If datadog_checks import fails, ensure this runs inside the Agent Python runtime; do not run standalone. If searchd requires sudo or a specific PATH, set binary to the full path in conf.yaml.
Dashboard notes
Now we can finally build our dashboard and monitors!
- Graph overlay
manticore.avg_query_wall.seconds. - Add worker utilization (active/total) and
manticore.work_queue.length. - Add replication lag
manticore.cluster.replication_lagand send/recv queues. - Add service check widgets for
manticore.cluster.node_stateandmanticore.cluster.role.
This alone will allow Watchdog to alert us on outliers! Automatically. We have also added a few monitors, e.g. to be alerted if the query wall time is over 200ms.
In addition, we can now much better understand what is going with the system and draw conclusions in comparison to other parts of our platform when looking at the metrics over time.

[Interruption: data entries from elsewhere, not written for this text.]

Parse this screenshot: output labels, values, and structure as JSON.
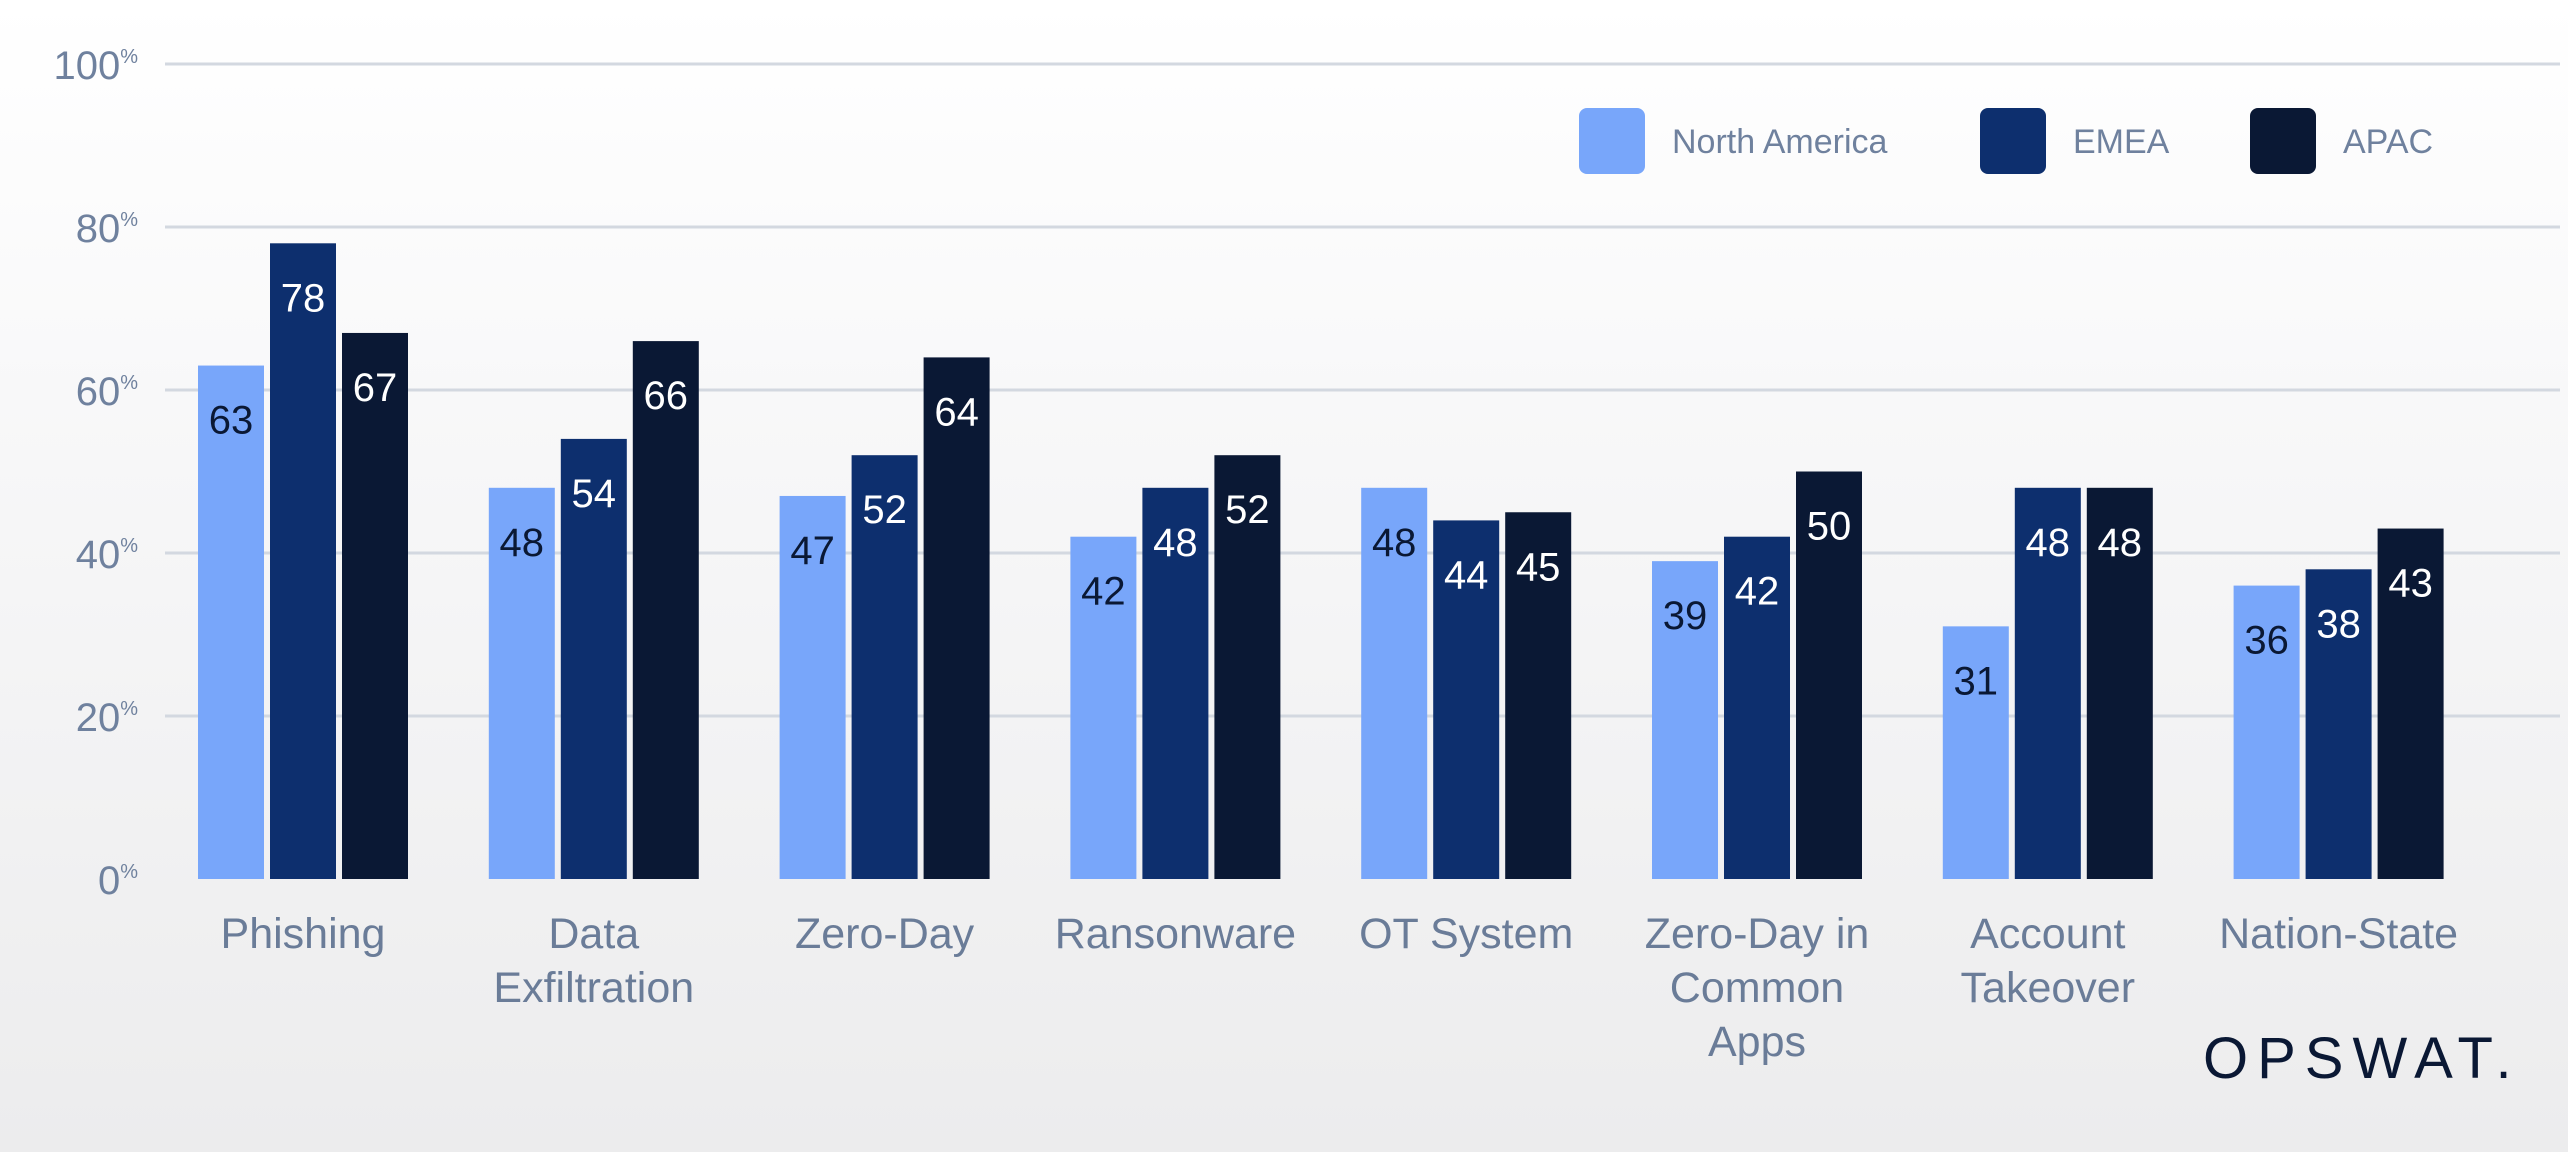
{
  "chart_data": {
    "type": "bar",
    "categories": [
      [
        "Phishing"
      ],
      [
        "Data",
        "Exfiltration"
      ],
      [
        "Zero-Day"
      ],
      [
        "Ransonware"
      ],
      [
        "OT System"
      ],
      [
        "Zero-Day in",
        "Common",
        "Apps"
      ],
      [
        "Account",
        "Takeover"
      ],
      [
        "Nation-State"
      ]
    ],
    "series": [
      {
        "name": "North America",
        "color": "#78a6fa",
        "label_color": "#0a1834",
        "values": [
          63,
          48,
          47,
          42,
          48,
          39,
          31,
          36
        ]
      },
      {
        "name": "EMEA",
        "color": "#0d2f6e",
        "label_color": "#ffffff",
        "values": [
          78,
          54,
          52,
          48,
          44,
          42,
          48,
          38
        ]
      },
      {
        "name": "APAC",
        "color": "#0a1834",
        "label_color": "#ffffff",
        "values": [
          67,
          66,
          64,
          52,
          45,
          50,
          48,
          43
        ]
      }
    ],
    "yticks": [
      0,
      20,
      40,
      60,
      80,
      100
    ],
    "ytick_suffix": "%",
    "ylim": [
      0,
      100
    ],
    "grid": true,
    "legend_position": "top-right",
    "title": "",
    "xlabel": "",
    "ylabel": ""
  },
  "logo": "OPSWAT."
}
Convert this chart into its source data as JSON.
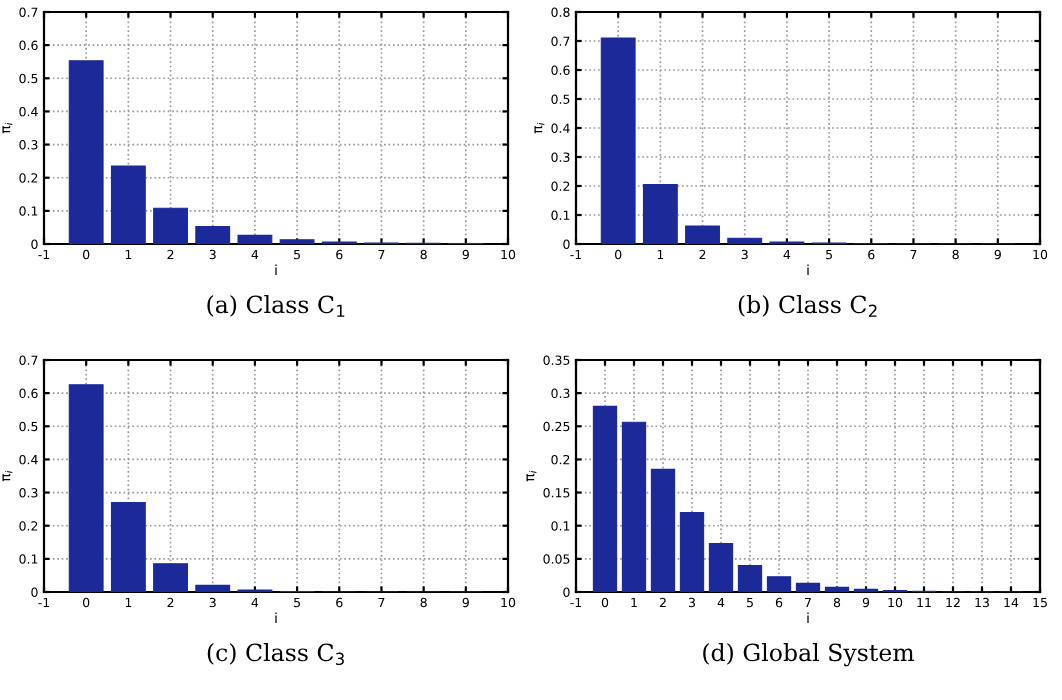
{
  "chart_data": [
    {
      "type": "bar",
      "title": "(a) Class C$_{1}$",
      "xlabel": "i",
      "ylabel": "π$_{i}$",
      "x": [
        0,
        1,
        2,
        3,
        4,
        5,
        6,
        7,
        8,
        9
      ],
      "values": [
        0.553,
        0.235,
        0.108,
        0.053,
        0.026,
        0.013,
        0.006,
        0.003,
        0.002,
        0.001
      ],
      "color": "#1c2a99",
      "xlim": [
        -1,
        10
      ],
      "xticks": [
        -1,
        0,
        1,
        2,
        3,
        4,
        5,
        6,
        7,
        8,
        9,
        10
      ],
      "ylim": [
        0,
        0.7
      ],
      "yticks": [
        0,
        0.1,
        0.2,
        0.3,
        0.4,
        0.5,
        0.6,
        0.7
      ],
      "grid": true
    },
    {
      "type": "bar",
      "title": "(b) Class C$_{2}$",
      "xlabel": "i",
      "ylabel": "π$_{i}$",
      "x": [
        0,
        1,
        2,
        3,
        4,
        5,
        6,
        7,
        8,
        9
      ],
      "values": [
        0.71,
        0.205,
        0.062,
        0.02,
        0.007,
        0.003,
        0.001,
        0,
        0,
        0
      ],
      "color": "#1c2a99",
      "xlim": [
        -1,
        10
      ],
      "xticks": [
        -1,
        0,
        1,
        2,
        3,
        4,
        5,
        6,
        7,
        8,
        9,
        10
      ],
      "ylim": [
        0,
        0.8
      ],
      "yticks": [
        0,
        0.1,
        0.2,
        0.3,
        0.4,
        0.5,
        0.6,
        0.7,
        0.8
      ],
      "grid": true
    },
    {
      "type": "bar",
      "title": "(c) Class C$_{3}$",
      "xlabel": "i",
      "ylabel": "π$_{i}$",
      "x": [
        0,
        1,
        2,
        3,
        4,
        5,
        6,
        7,
        8,
        9
      ],
      "values": [
        0.625,
        0.27,
        0.085,
        0.02,
        0.006,
        0.001,
        0,
        0,
        0,
        0
      ],
      "color": "#1c2a99",
      "xlim": [
        -1,
        10
      ],
      "xticks": [
        -1,
        0,
        1,
        2,
        3,
        4,
        5,
        6,
        7,
        8,
        9,
        10
      ],
      "ylim": [
        0,
        0.7
      ],
      "yticks": [
        0,
        0.1,
        0.2,
        0.3,
        0.4,
        0.5,
        0.6,
        0.7
      ],
      "grid": true
    },
    {
      "type": "bar",
      "title": "(d) Global System",
      "xlabel": "i",
      "ylabel": "π$_{i}$",
      "x": [
        0,
        1,
        2,
        3,
        4,
        5,
        6,
        7,
        8,
        9,
        10,
        11,
        12,
        13,
        14
      ],
      "values": [
        0.28,
        0.256,
        0.185,
        0.12,
        0.073,
        0.04,
        0.023,
        0.013,
        0.007,
        0.004,
        0.002,
        0.001,
        0,
        0,
        0
      ],
      "color": "#1c2a99",
      "xlim": [
        -1,
        15
      ],
      "xticks": [
        -1,
        0,
        1,
        2,
        3,
        4,
        5,
        6,
        7,
        8,
        9,
        10,
        11,
        12,
        13,
        14,
        15
      ],
      "ylim": [
        0,
        0.35
      ],
      "yticks": [
        0,
        0.05,
        0.1,
        0.15,
        0.2,
        0.25,
        0.3,
        0.35
      ],
      "grid": true
    }
  ]
}
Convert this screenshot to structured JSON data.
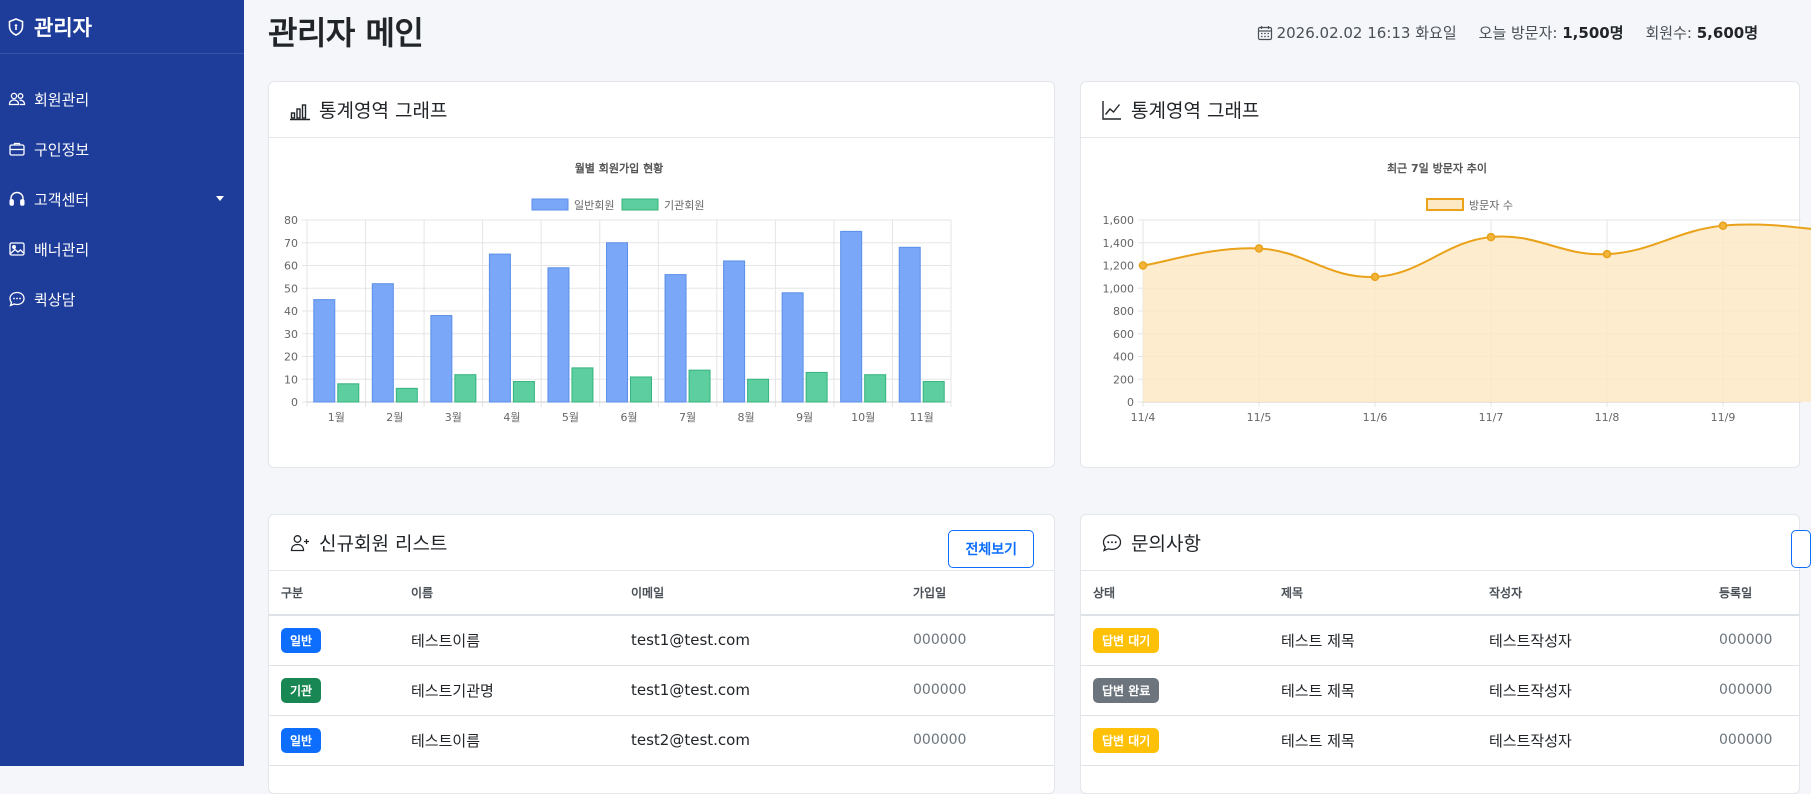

Agentless Custom Metrics: Send Directly from Your Application
Not running the Datadog Agent, or want to push metrics directly from your app?
You can send custom metrics to Datadog using the Datadog Metrics API.
Example: Sending a custom metric with Python
import requests
import time
api_key = "<YOUR_DATADOG_API_KEY>"
url = "https://api.datadoghq.com/api/v2/series"
headers = {
"Content-Type": "application/json",
"DD-API-KEY": api_key,
}
payload = {
"series": [
{
"metric": "myapp.custom.metric",
"type": "gauge",
"points": [[int(time.time()), 42]],
"tags": ["env:prod", "service:myapp"],
}
]
}
response = requests.post(url, json=payload, headers=headers)
print(response.status_code, response.text)
You can use any language or framework that can make HTTP requests.
See the API docs for more details and examples.
Pro tips: - Use meaningful metric names and tags for easy dashboarding. - You can send gauges, counts, rates, and more. - Metrics sent this way are subject to custom metrics billing.